Social policies are also a bit confusing. You took Liberty, which makes sense for a wide empire, and then a couple of points in Commerce, which is OK but not great (some points in Patronage would have helped you ally some maritime CSs for food and cultural CSs for culture), and then opened Rationalism (good), but then went down the right side of Rationalism (Humanism and Sovereignty), rather than the left side (the side with the ... um ... actual science contribution). For a science game, left side of Rationalism! (Frankly for a diplomatic or domination game, left side of Rationalism also.) And, because your culture rate is low, it's 29 turns to your next policy, so it will be a long slog to get your policy choices on the right track.
On wonders, you've been reasonably restrained, but Colossus in a city with only one sea resource tile was a questionable choice -- probably would have been a better use for those hammers. Same goes for Natinal Treasury in your capital -- you have more important things to build there, like a granary, aqueduct and garden In fact, none of your cities have granaries or aqueducts, but they all have walls. Given how peaceful things are, walls should not have had priority over granaries and aqueducts.

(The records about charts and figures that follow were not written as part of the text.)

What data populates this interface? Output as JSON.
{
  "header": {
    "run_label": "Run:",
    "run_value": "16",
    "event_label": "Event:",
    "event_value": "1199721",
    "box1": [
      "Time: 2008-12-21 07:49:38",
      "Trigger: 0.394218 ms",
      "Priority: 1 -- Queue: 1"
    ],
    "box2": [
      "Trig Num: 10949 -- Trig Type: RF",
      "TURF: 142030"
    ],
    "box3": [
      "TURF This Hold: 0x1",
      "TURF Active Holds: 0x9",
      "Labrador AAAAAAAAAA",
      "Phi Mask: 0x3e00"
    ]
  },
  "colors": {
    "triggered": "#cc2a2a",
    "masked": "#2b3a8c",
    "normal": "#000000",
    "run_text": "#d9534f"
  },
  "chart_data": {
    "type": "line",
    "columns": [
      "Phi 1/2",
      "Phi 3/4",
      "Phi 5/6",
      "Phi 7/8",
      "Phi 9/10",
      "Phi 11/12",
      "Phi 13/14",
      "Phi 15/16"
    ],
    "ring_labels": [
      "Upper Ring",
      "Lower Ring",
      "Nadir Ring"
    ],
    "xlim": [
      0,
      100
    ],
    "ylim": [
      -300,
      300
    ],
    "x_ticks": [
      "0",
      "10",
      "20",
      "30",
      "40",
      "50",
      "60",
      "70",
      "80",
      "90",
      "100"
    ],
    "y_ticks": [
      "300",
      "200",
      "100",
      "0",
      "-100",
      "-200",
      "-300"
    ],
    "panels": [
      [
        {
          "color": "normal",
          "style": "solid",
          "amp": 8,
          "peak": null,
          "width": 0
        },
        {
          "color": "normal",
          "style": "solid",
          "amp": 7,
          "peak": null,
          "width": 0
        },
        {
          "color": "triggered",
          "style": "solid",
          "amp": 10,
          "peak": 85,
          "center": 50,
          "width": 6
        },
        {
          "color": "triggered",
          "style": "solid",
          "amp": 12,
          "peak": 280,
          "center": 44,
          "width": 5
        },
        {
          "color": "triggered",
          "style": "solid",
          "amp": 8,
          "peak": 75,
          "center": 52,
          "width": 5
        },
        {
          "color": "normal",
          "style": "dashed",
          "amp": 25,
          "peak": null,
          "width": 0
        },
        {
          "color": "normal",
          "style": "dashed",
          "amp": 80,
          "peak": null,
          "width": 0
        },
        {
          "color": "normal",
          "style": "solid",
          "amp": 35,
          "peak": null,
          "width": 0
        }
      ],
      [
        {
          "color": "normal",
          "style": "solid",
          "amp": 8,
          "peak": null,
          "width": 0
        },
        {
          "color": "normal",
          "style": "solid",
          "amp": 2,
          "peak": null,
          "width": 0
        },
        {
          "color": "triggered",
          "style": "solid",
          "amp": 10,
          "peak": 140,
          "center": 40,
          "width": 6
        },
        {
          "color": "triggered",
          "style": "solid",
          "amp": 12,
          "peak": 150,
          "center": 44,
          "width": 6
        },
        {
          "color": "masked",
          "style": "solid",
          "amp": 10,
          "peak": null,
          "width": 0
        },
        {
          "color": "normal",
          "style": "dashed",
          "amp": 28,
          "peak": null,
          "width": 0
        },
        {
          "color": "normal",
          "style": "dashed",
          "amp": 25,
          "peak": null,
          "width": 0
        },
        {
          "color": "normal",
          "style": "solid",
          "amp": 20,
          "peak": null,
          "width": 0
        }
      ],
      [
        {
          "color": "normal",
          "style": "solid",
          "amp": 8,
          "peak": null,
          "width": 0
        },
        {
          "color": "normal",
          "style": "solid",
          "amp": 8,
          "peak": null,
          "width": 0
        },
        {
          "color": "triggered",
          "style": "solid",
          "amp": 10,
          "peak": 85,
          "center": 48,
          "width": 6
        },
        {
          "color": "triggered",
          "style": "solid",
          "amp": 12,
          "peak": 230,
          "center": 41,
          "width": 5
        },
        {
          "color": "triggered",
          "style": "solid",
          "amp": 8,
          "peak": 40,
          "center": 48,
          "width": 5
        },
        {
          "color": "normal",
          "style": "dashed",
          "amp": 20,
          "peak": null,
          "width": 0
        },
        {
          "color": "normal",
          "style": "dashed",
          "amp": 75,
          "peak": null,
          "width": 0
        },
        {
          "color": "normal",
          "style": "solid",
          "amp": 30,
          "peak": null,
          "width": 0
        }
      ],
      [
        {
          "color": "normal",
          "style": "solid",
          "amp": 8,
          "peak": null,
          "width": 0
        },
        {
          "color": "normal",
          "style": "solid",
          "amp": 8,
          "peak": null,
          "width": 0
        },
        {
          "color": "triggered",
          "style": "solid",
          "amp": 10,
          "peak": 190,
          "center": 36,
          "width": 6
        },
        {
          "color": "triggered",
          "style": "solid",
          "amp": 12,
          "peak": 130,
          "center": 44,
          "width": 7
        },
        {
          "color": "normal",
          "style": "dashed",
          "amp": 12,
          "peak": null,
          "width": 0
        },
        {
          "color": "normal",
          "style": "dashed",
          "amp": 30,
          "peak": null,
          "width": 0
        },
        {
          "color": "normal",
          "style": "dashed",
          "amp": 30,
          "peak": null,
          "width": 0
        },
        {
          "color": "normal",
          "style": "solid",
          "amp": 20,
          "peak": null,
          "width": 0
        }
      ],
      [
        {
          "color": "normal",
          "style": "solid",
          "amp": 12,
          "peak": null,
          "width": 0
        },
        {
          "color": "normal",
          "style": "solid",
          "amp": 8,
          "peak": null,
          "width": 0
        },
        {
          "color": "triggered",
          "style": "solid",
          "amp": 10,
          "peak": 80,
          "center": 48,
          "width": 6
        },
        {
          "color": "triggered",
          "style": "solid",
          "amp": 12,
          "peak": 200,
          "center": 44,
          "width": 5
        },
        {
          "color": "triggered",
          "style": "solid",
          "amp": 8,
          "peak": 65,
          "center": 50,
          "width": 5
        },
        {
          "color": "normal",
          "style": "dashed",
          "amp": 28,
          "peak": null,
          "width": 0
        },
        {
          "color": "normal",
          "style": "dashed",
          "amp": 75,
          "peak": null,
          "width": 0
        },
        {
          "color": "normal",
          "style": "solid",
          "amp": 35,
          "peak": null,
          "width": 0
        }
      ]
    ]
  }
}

By working most of your specialists, you are now up to 420 beakers per turn, which is light for the late 200s. It's undoubtedly better than where you were not long ago, but not as good as it would be with the left side Rationalism policies. Still, your cities can't grow, so you are likely to stagnate at this level as your enemies pick up steam.
And your competition is racing ahead. On this continent, Germany now has 17-18 cities, and has taken over the tech lead. Hmmm, maybe your army will come in for some use.
I think you need to get your workers farming up a storm (spit out a few more to help) and focus non city growth (granaries ASAP, and Fertilizer may be your best next tech - 5 turns).
I think I'm going to play your save forward a bit and then report back (with spoiler tags).